Me: It’s time to take a bath.
6: Ugh, I took one a few days ago!
Me: Yeah, you gotta keep taking those.
6: For my whole life?
Me: Yes
6: What!? Uggggghhhhh
Gaslighting myself with the lid of this Pringles tube like I’m actually capable of some restraint.
Who are we? KIDS
What do we want? OATMEAL
When do we want it? NEVER, WE CHANGED OUR MINDS, WE DON’T LIKE OATMEAL ANYMORE
I’m gonna try this if it ever happens me.
Most of you didn’t even question if turtles would make great ninjas. You just believed it. I should’ve known then we’d end up where we are.

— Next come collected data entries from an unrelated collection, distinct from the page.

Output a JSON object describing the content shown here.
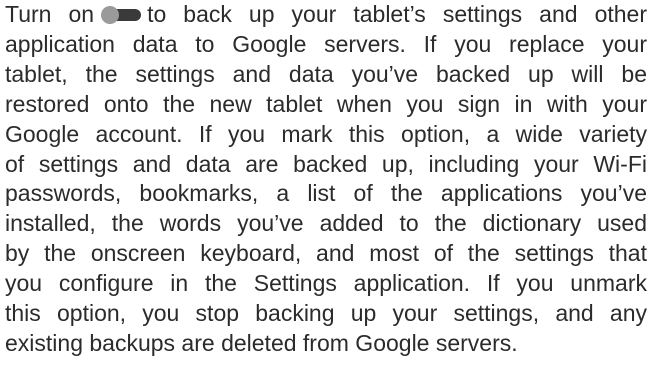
{
  "paragraph": {
    "line1_before_toggle": "Turn on",
    "line1_after_toggle": "to back up your tablet’s settings and other",
    "lines": [
      "application data to Google servers. If you replace your",
      "tablet, the settings and data you’ve backed up will be",
      "restored onto the new tablet when you sign in with your",
      "Google account. If you mark this option, a wide variety",
      "of settings and data are backed up, including your Wi-Fi",
      "passwords, bookmarks, a list of the applications you’ve",
      "installed, the words you’ve added to the dictionary used",
      "by the onscreen keyboard, and most of the settings that",
      "you configure in the Settings application. If you unmark",
      "this option, you stop backing up your settings, and any",
      "existing backups are deleted from Google servers."
    ]
  },
  "icons": {
    "toggle": "toggle-switch-icon"
  }
}
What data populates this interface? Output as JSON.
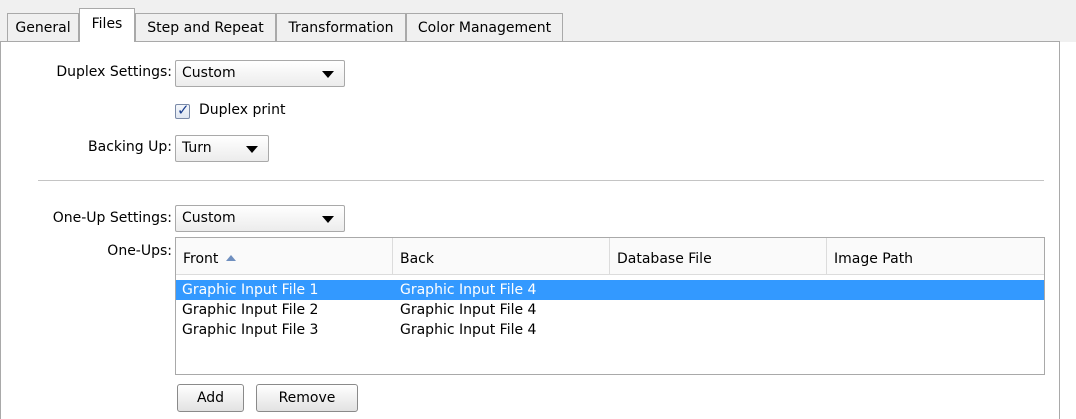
{
  "tabs": [
    {
      "label": "General"
    },
    {
      "label": "Files"
    },
    {
      "label": "Step and Repeat"
    },
    {
      "label": "Transformation"
    },
    {
      "label": "Color Management"
    }
  ],
  "duplex": {
    "label": "Duplex Settings:",
    "value": "Custom",
    "checkbox_label": "Duplex print",
    "checked": true
  },
  "backing": {
    "label": "Backing Up:",
    "value": "Turn"
  },
  "oneup": {
    "label": "One-Up Settings:",
    "value": "Custom",
    "list_label": "One-Ups:",
    "columns": [
      "Front",
      "Back",
      "Database File",
      "Image Path"
    ],
    "rows": [
      {
        "front": "Graphic Input File 1",
        "back": "Graphic Input File 4",
        "db": "",
        "path": ""
      },
      {
        "front": "Graphic Input File 2",
        "back": "Graphic Input File 4",
        "db": "",
        "path": ""
      },
      {
        "front": "Graphic Input File 3",
        "back": "Graphic Input File 4",
        "db": "",
        "path": ""
      }
    ],
    "selected_row": 0
  },
  "buttons": {
    "add": "Add",
    "remove": "Remove"
  },
  "colors": {
    "selection": "#3399ff",
    "sort_arrow": "#6f8fbf"
  }
}
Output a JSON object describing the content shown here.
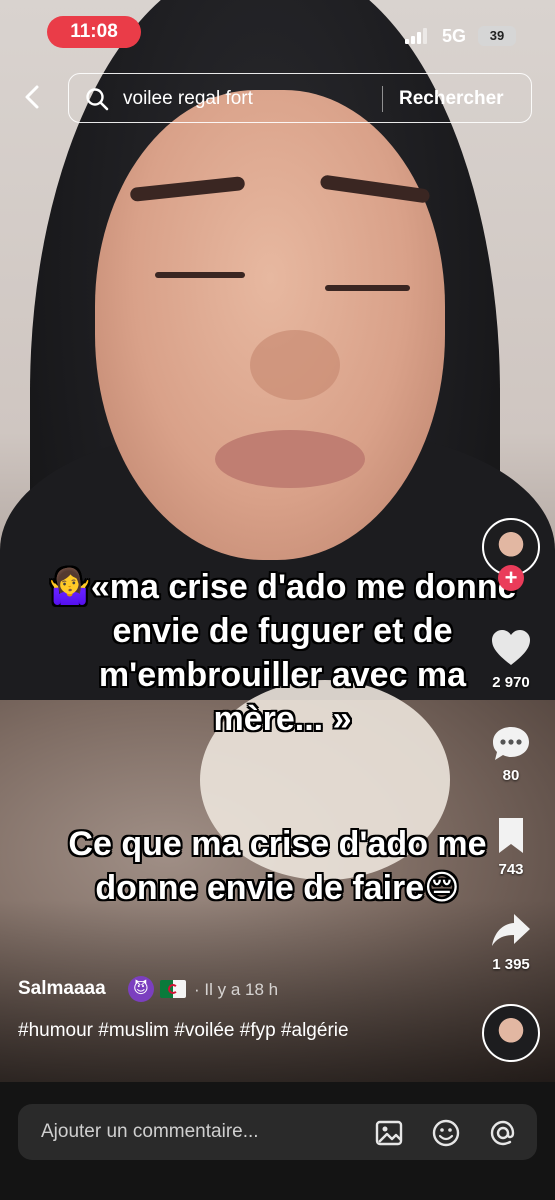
{
  "status_bar": {
    "time": "11:08",
    "network": "5G",
    "battery": "39"
  },
  "search": {
    "query": "voilee regal fort",
    "button_label": "Rechercher"
  },
  "video": {
    "overlay_line1": "🤷‍♀️«ma crise d'ado me donne envie de fuguer et de m'embrouiller avec ma mère... »",
    "overlay_line2": "Ce que ma crise d'ado me donne envie de faire😔"
  },
  "actions": {
    "likes": "2 970",
    "comments": "80",
    "saves": "743",
    "shares": "1 395",
    "follow_symbol": "+"
  },
  "post": {
    "author": "Salmaaaa",
    "author_emoji": "😈",
    "time_ago": "· Il y a 18 h",
    "hashtags": "#humour #muslim #voilée #fyp #algérie"
  },
  "comment_bar": {
    "placeholder": "Ajouter un commentaire..."
  },
  "icons": {
    "back": "chevron-left-icon",
    "search": "search-icon",
    "like": "heart-icon",
    "comment": "comment-icon",
    "save": "bookmark-icon",
    "share": "share-icon",
    "image": "image-icon",
    "emoji": "emoji-icon",
    "mention": "at-icon"
  },
  "colors": {
    "accent": "#ea3c48",
    "follow": "#ea3c5a"
  }
}
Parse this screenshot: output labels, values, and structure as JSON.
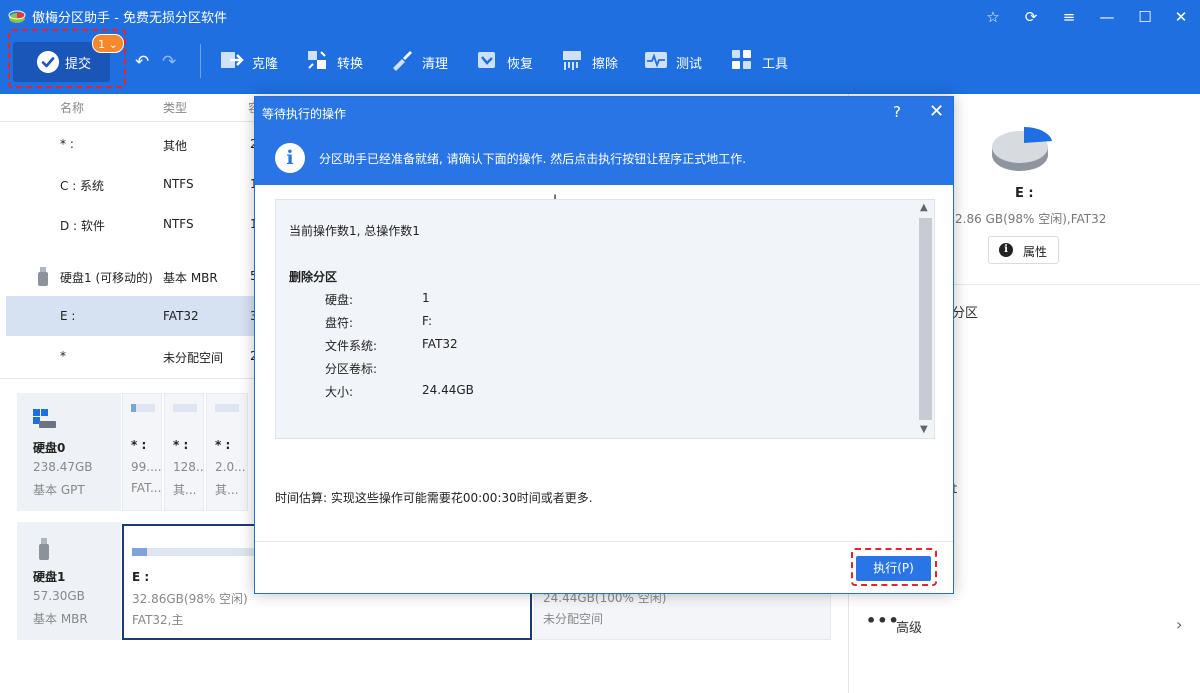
{
  "app": {
    "title": "傲梅分区助手 - 免费无损分区软件"
  },
  "window_controls": [
    "star-icon",
    "refresh-icon",
    "menu-icon",
    "minimize-icon",
    "maximize-icon",
    "close-icon"
  ],
  "toolbar": {
    "submit_label": "提交",
    "badge": "1",
    "items": [
      {
        "label": "克隆",
        "icon": "clone-icon"
      },
      {
        "label": "转换",
        "icon": "convert-icon"
      },
      {
        "label": "清理",
        "icon": "clean-icon"
      },
      {
        "label": "恢复",
        "icon": "recover-icon"
      },
      {
        "label": "擦除",
        "icon": "wipe-icon"
      },
      {
        "label": "测试",
        "icon": "test-icon"
      },
      {
        "label": "工具",
        "icon": "tools-icon"
      }
    ]
  },
  "table": {
    "headers": [
      "名称",
      "类型",
      "容"
    ],
    "rows": [
      {
        "name": "* :",
        "type": "其他",
        "cap": "2"
      },
      {
        "name": "C : 系统",
        "type": "NTFS",
        "cap": "1"
      },
      {
        "name": "D : 软件",
        "type": "NTFS",
        "cap": "1"
      },
      {
        "name": "硬盘1 (可移动的)",
        "type": "基本 MBR",
        "cap": "5"
      },
      {
        "name": "E :",
        "type": "FAT32",
        "cap": "3"
      },
      {
        "name": "*",
        "type": "未分配空间",
        "cap": "2"
      }
    ]
  },
  "disk0": {
    "name": "硬盘0",
    "size": "238.47GB",
    "type": "基本 GPT",
    "partitions": [
      {
        "name": "* :",
        "size": "99....",
        "fs": "FAT...",
        "used": 0.2
      },
      {
        "name": "* :",
        "size": "128...",
        "fs": "其...",
        "used": 0.0
      },
      {
        "name": "* :",
        "size": "2.0...",
        "fs": "其...",
        "used": 0.0
      }
    ]
  },
  "disk1": {
    "name": "硬盘1",
    "size": "57.30GB",
    "type": "基本 MBR",
    "partitions": [
      {
        "name": "E :",
        "size": "32.86GB(98% 空闲)",
        "fs": "FAT32,主",
        "used": 0.02
      },
      {
        "name": "",
        "size": "24.44GB(100% 空闲)",
        "fs": "未分配空间",
        "used": 0.0
      }
    ]
  },
  "right_panel": {
    "drive": "E :",
    "size": "2.86 GB(98% 空闲),FAT32",
    "properties_label": "属性",
    "op_label": "分区",
    "op_label2": "t",
    "more_label": "高级"
  },
  "dialog": {
    "title": "等待执行的操作",
    "info": "分区助手已经准备就绪, 请确认下面的操作. 然后点击执行按钮让程序正式地工作.",
    "count": "当前操作数1, 总操作数1",
    "op_title": "删除分区",
    "fields": [
      {
        "k": "硬盘:",
        "v": "1"
      },
      {
        "k": "盘符:",
        "v": "F:"
      },
      {
        "k": "文件系统:",
        "v": "FAT32"
      },
      {
        "k": "分区卷标:",
        "v": ""
      },
      {
        "k": "大小:",
        "v": "24.44GB"
      }
    ],
    "time": "时间估算: 实现这些操作可能需要花00:00:30时间或者更多.",
    "execute_label": "执行(P)"
  },
  "colors": {
    "accent": "#1f6fe0",
    "highlight": "#e8232a",
    "badge": "#f5882b"
  }
}
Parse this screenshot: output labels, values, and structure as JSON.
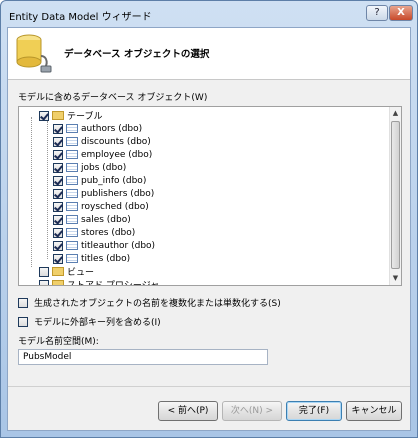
{
  "window": {
    "title": "Entity Data Model ウィザード",
    "help_label": "?",
    "close_label": "X"
  },
  "header": {
    "icon": "database-icon",
    "title": "データベース オブジェクトの選択"
  },
  "objects_label": "モデルに含めるデータベース オブジェクト(W)",
  "tree": {
    "tables_node": {
      "label": "テーブル",
      "state": "checked"
    },
    "tables": [
      {
        "label": "authors (dbo)",
        "checked": true
      },
      {
        "label": "discounts (dbo)",
        "checked": true
      },
      {
        "label": "employee (dbo)",
        "checked": true
      },
      {
        "label": "jobs (dbo)",
        "checked": true
      },
      {
        "label": "pub_info (dbo)",
        "checked": true
      },
      {
        "label": "publishers (dbo)",
        "checked": true
      },
      {
        "label": "roysched (dbo)",
        "checked": true
      },
      {
        "label": "sales (dbo)",
        "checked": true
      },
      {
        "label": "stores (dbo)",
        "checked": true
      },
      {
        "label": "titleauthor (dbo)",
        "checked": true
      },
      {
        "label": "titles (dbo)",
        "checked": true
      }
    ],
    "views_node": {
      "label": "ビュー",
      "state": "unchecked"
    },
    "procedures_node": {
      "label": "ストアド プロシージャ",
      "state": "unchecked"
    }
  },
  "options": {
    "pluralize_label": "生成されたオブジェクトの名前を複数化または単数化する(S)",
    "pluralize_checked": false,
    "foreign_keys_label": "モデルに外部キー列を含める(I)",
    "foreign_keys_checked": false
  },
  "namespace": {
    "label": "モデル名前空間(M):",
    "value": "PubsModel"
  },
  "buttons": {
    "back": "< 前へ(P)",
    "next": "次へ(N) >",
    "finish": "完了(F)",
    "cancel": "キャンセル"
  }
}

I am not a show off and don’t brag about going to expensive places, but just left the gas station with the tank full. 😆
Girl dog: I’m into bad boys
Guy dog: [remembering his owner saying how much of a good boy he is] ..oh
Rich people say “Summered” we summered on Cape Cod. We went to Maine once on a Wednesday, I Wednesdayed in Maine
Anyone who has to spend more than 2 mins at an ATM is obvilously sending a text to Optimus Prime
My kids can’t play at your house because they might begin to think laundry doesn’t live on the couch.
People who look pretty & put together at the airport, how dare you?
Worst thing about having sex with a Canadian girl is having to sit through BOTH of our national anthems before we start.
Ok, I’ve joined #Mastodon but also this
[Last day in prison]
*Walks up to the biggest guy*
Hey man, sorry about that first day stuff.
Who called it a “Monk that can dunk” instead of an “Air Friar?”
Nothing like waking to a perfect day – blue sky, sun shining, birds tweeting and the dulcet tones of my children, fighting to the death over a piece of cardboard
Two-word love stories:
Cancelled plans
Apple crumble
Half day
Chocolate orange
Empty carriage
Staying in
Free bar
Golden retriever
Jacket potato
Beer garden
New socks
Early night
Cheese board
Bank holiday
Pancake day
Lie in
Home time
Ice lolly
Large chips
Water slide
Hot tea
I know repetitive noises irritate people so I’m surprised there weren’t more rage-induced murders back when typewriters were being used
Does the acting in porn have to be THAT bad? I’m not looking for any Meryl Streep performances, but c’mon.
Me: *trying to fill the void with food and booze*
Fellow Astronaut: THAT WAS 12 YEARS WORTH OF SUPPLIES!
[slug spy] you’ll never take me alive *bites salt capsule*
” All I’m saying is if your girl wasn’t thinking about me during sex, why is she always screaming my name?”
-God
Sir this bag is too heavy, you’ll have to pay an extra $25 to check it.
Sure thing *dumps 2500 pennies from bag onto counter*
No chill.
*friend you haven’t spoken to in years posts photos of their marriage*
wow thanks for the invite beth did our 6 weeks of drivers ed together mean nothing to u
My signature move is parking closely to the sports car at the end of the lot taking up four spaces.